Department of Pediatrics, Government Institute of Medical Sciences, Greater Noida, Uttar Pradesh, India.
Clin Exp Pediatr. 2021 May;64(5):239-246. doi: 10.3345/cep.2020.01704. Epub 2021 Feb 16.
The consequences of severe acute respiratory syndrome corona virus 2 on mother and fetus remain unknown due to a lack of robust evidence from prospective studies.
This study evaluated the effect of coronavirus disease 2019 (COVID-19) on neonatal outcomes and the scope of vertical transmission.
This ambispective observational study enrolled pregnant women with COVID-19 in North India from April 1 to August 31, 2020 to evaluate neonatal outcomes and the risk of vertical transmission.
A total of 44 neonates born to 41 COVID-19-positive mothers were evaluated. Among them, 28 patients (68.3%) (2 sets of twins) were delivered within 7 days of testing positive for COVID-19, 23 patients (56%) (2 sets of twins) were delivered by cesarean section; 13 newborns (29.5%) had low birth weight; 7 (15.9%) were preterm; and 6 (13.6%) required neonatal intensive care unit admission, reflecting an increased incidence of cesarean delivery and low birth weight but zero neonatal mortality. Samples of cord blood, placental membrane, vaginal fluid, amniotic fluid, peritoneal fluid (in case of cesarean section), and breast milk for COVID-19 reverse transcription-polymerase chain reaction tested negative in 22 prospective delivery cases. Nasopharyngeal swabs of 2 newborns tested positive for COVID-19: one at 24 hours and the other on day 4 of life. In the former case, biological samples were not collected as the mother was asymptomatic and her COVID-19 report was available postdelivery; hence, the source of infection remained inconclusive. In the latter case, all samples tested negative, ruling out the possibility of vertical transmission. All neonates remained asymptomatic on follow-up.

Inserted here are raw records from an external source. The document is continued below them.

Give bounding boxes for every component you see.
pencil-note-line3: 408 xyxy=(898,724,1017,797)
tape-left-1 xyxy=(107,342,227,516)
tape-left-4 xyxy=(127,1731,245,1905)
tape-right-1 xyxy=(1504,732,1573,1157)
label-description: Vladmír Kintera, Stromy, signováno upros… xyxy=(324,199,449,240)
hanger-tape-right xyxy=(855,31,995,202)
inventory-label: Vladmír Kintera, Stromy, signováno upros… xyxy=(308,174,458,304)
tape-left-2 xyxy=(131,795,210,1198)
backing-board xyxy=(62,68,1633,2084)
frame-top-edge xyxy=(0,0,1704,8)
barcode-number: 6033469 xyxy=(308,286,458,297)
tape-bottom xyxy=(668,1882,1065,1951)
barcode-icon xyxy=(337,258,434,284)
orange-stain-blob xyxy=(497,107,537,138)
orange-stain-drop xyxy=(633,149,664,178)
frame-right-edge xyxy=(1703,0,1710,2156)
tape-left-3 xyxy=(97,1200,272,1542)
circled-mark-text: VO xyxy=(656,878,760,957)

COVID-19 does not have direct adverse effects on the fetus per se. The possibility of vertical transmission is almost negligible, although results from larger trials are required to confirm our findings.
由于前瞻性研究缺乏有力证据,严重急性呼吸综合征冠状病毒2对母亲和胎儿的影响尚不清楚。

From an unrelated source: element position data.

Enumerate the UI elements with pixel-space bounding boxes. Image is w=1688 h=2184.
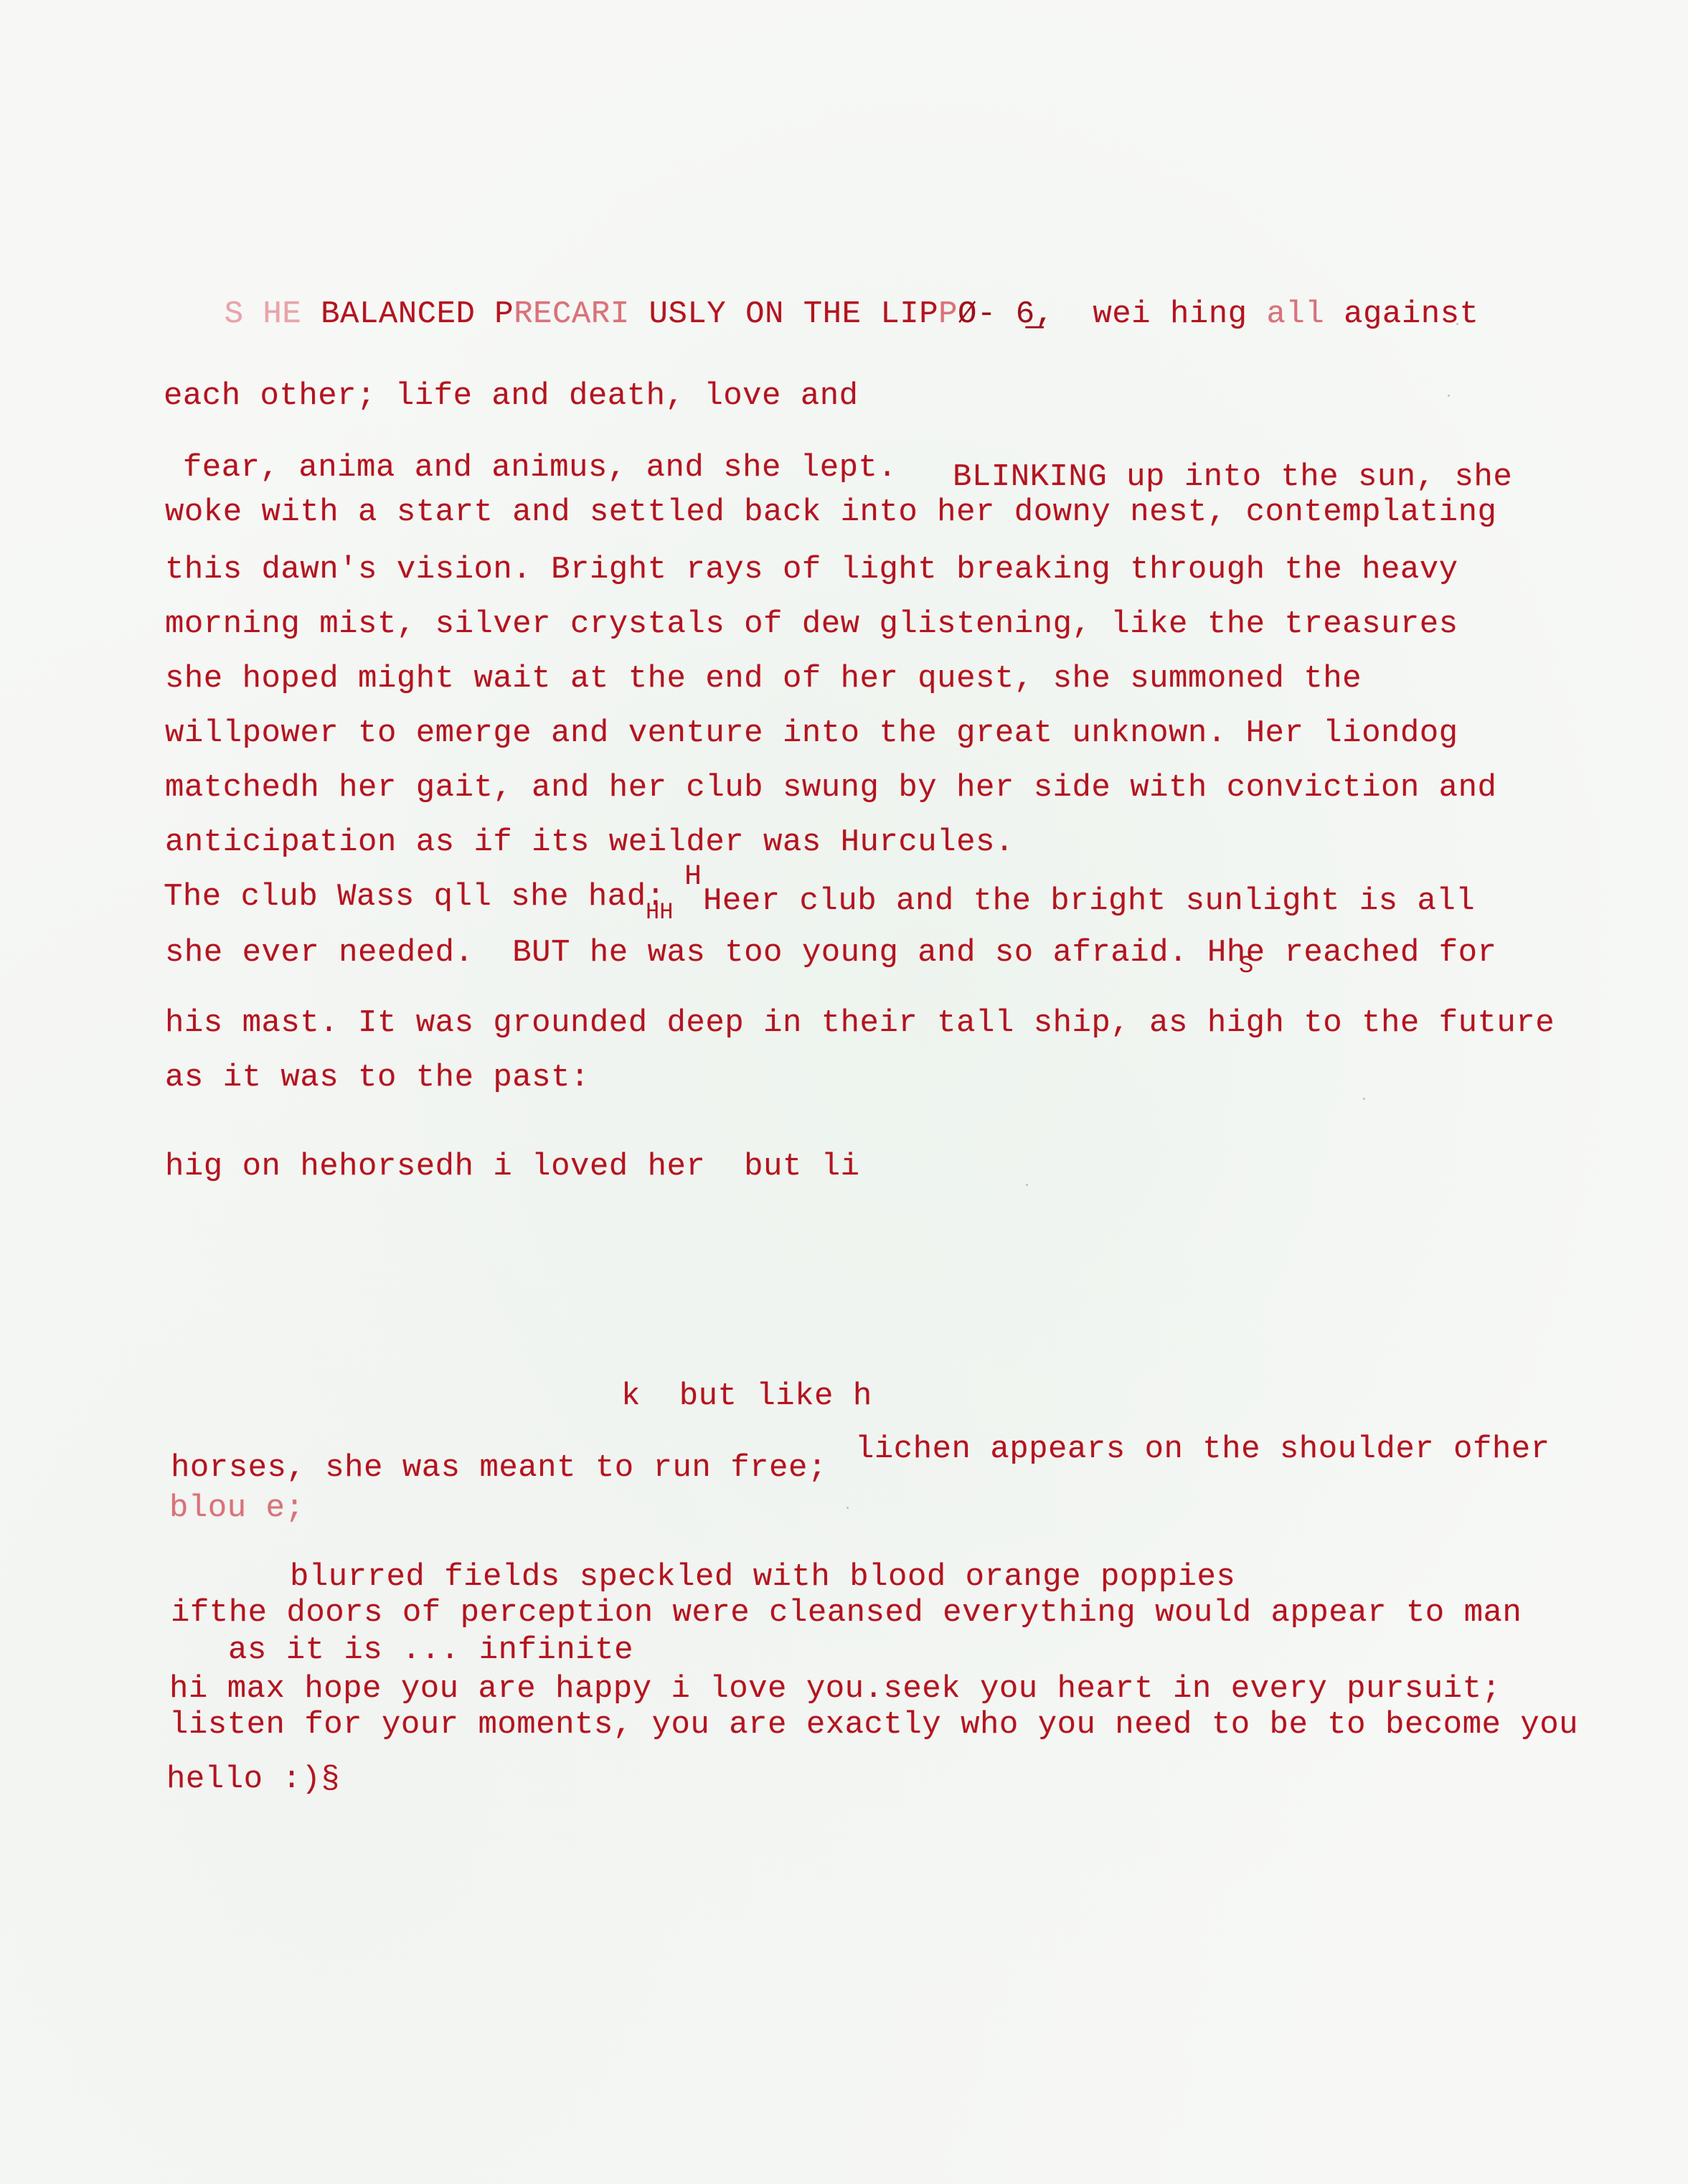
- text-fragment: BALANCED P: [301, 296, 514, 332]
- text-line: woke with a start and settled back into …: [165, 496, 1496, 528]
- text-line: as it is ... infinite: [228, 1634, 633, 1666]
- text-line: anticipation as if its weilder was Hurcu…: [165, 827, 1014, 858]
- text-line: horses, she was meant to run free;: [171, 1452, 827, 1484]
- text-line: fear, anima and animus, and she lept.: [164, 452, 897, 484]
- text-line: this dawn's vision. Bright rays of light…: [165, 554, 1458, 585]
- text-line: matchedh her gait, and her club swung by…: [165, 772, 1496, 804]
- text-fragment: wei hing: [1055, 296, 1267, 332]
- text-line: each other; life and death, love and: [164, 380, 859, 412]
- typewritten-page: S HE BALANCED PRECARI USLY ON THE LIPPØ-…: [0, 0, 1688, 2184]
- text-line: morning mist, silver crystals of dew gli…: [165, 608, 1458, 640]
- text-line: ifthe doors of perception were cleansed …: [171, 1597, 1522, 1629]
- text-fragment: Ø- 6̲,: [958, 296, 1055, 332]
- text-fragment: S HE: [225, 296, 302, 332]
- text-line: she ever needed. BUT he was too young an…: [165, 937, 1496, 969]
- text-line: willpower to emerge and venture into the…: [165, 717, 1458, 749]
- text-line: k but like h: [621, 1380, 872, 1412]
- text-fragment: P: [938, 296, 958, 332]
- paper-speck: [847, 1507, 849, 1509]
- overstrike-s-below: S: [1239, 954, 1253, 979]
- text-fragment: against: [1324, 296, 1479, 332]
- text-line: his mast. It was grounded deep in their …: [165, 1007, 1555, 1039]
- text-fragment: USLY ON THE LIP: [630, 296, 938, 332]
- paper-speck: [1456, 323, 1458, 325]
- text-line: The club Wass qll she had:: [164, 881, 666, 913]
- text-fragment: all: [1267, 296, 1325, 332]
- paper-speck: [1026, 1184, 1028, 1186]
- text-line: lichen appears on the shoulder ofher: [855, 1434, 1550, 1465]
- paper-speck: [1363, 1098, 1365, 1100]
- overstrike-h-above: H: [684, 863, 702, 892]
- paper-speck: [1448, 395, 1450, 397]
- text-line: listen for your moments, you are exactly…: [169, 1709, 1578, 1741]
- text-line: hello :)§: [166, 1764, 340, 1795]
- text-line: as it was to the past:: [165, 1062, 590, 1093]
- text-line: blou e;: [169, 1492, 304, 1524]
- text-fragment: RECARI: [514, 296, 629, 332]
- text-line: blurred fields speckled with blood orang…: [290, 1561, 1235, 1593]
- text-line: BLINKING up into the sun, she: [953, 461, 1512, 493]
- heading-line: S HE BALANCED PRECARI USLY ON THE LIPPØ-…: [147, 267, 1479, 362]
- overstrike-hh-below: HH: [646, 901, 673, 924]
- text-line: Heer club and the bright sunlight is all: [703, 885, 1475, 917]
- text-line: hi max hope you are happy i love you.see…: [169, 1673, 1501, 1705]
- text-line: hig on hehorsedh i loved her but li: [165, 1151, 860, 1182]
- text-line: she hoped might wait at the end of her q…: [165, 663, 1362, 695]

本研究评估了2019冠状病毒病(COVID-19)对新生儿结局的影响以及垂直传播的范围。
这项双向观察性研究纳入了2020年4月1日至8月31日在印度北部感染COVID-19的孕妇,以评估新生儿结局和垂直传播风险。
共评估了41例COVID-19阳性母亲所生的44例新生儿。其中,28例患者(68.3%)(2对双胞胎)在COVID-19检测呈阳性后7天内分娩,23例患者(56%)(2对双胞胎)通过剖宫产分娩;13例新生儿(29.5%)出生体重低;7例(15.9%)早产;6例(13.6%)需要入住新生儿重症监护病房,这反映出剖宫产和低出生体重的发生率增加,但新生儿死亡率为零。在22例前瞻性分娩病例中,脐带血、胎盘膜、阴道液、羊水、腹腔液(剖宫产时)和母乳的COVID-19逆转录-聚合酶链反应检测均为阴性。2例新生儿的鼻咽拭子COVID-19检测呈阳性:1例在出生后24小时,另1例在出生后第4天。在前一种情况下,由于母亲无症状且其COVID-19报告在分娩后才获得,未采集生物样本;因此,感染源仍不确定。在后一种情况下,所有样本检测均为阴性,排除了垂直传播的可能性。所有新生儿在随访中均无症状。
COVID-19本身对胎儿没有直接不良影响。垂直传播的可能性几乎可以忽略不计,尽管需要更大规模试验的结果来证实我们的发现。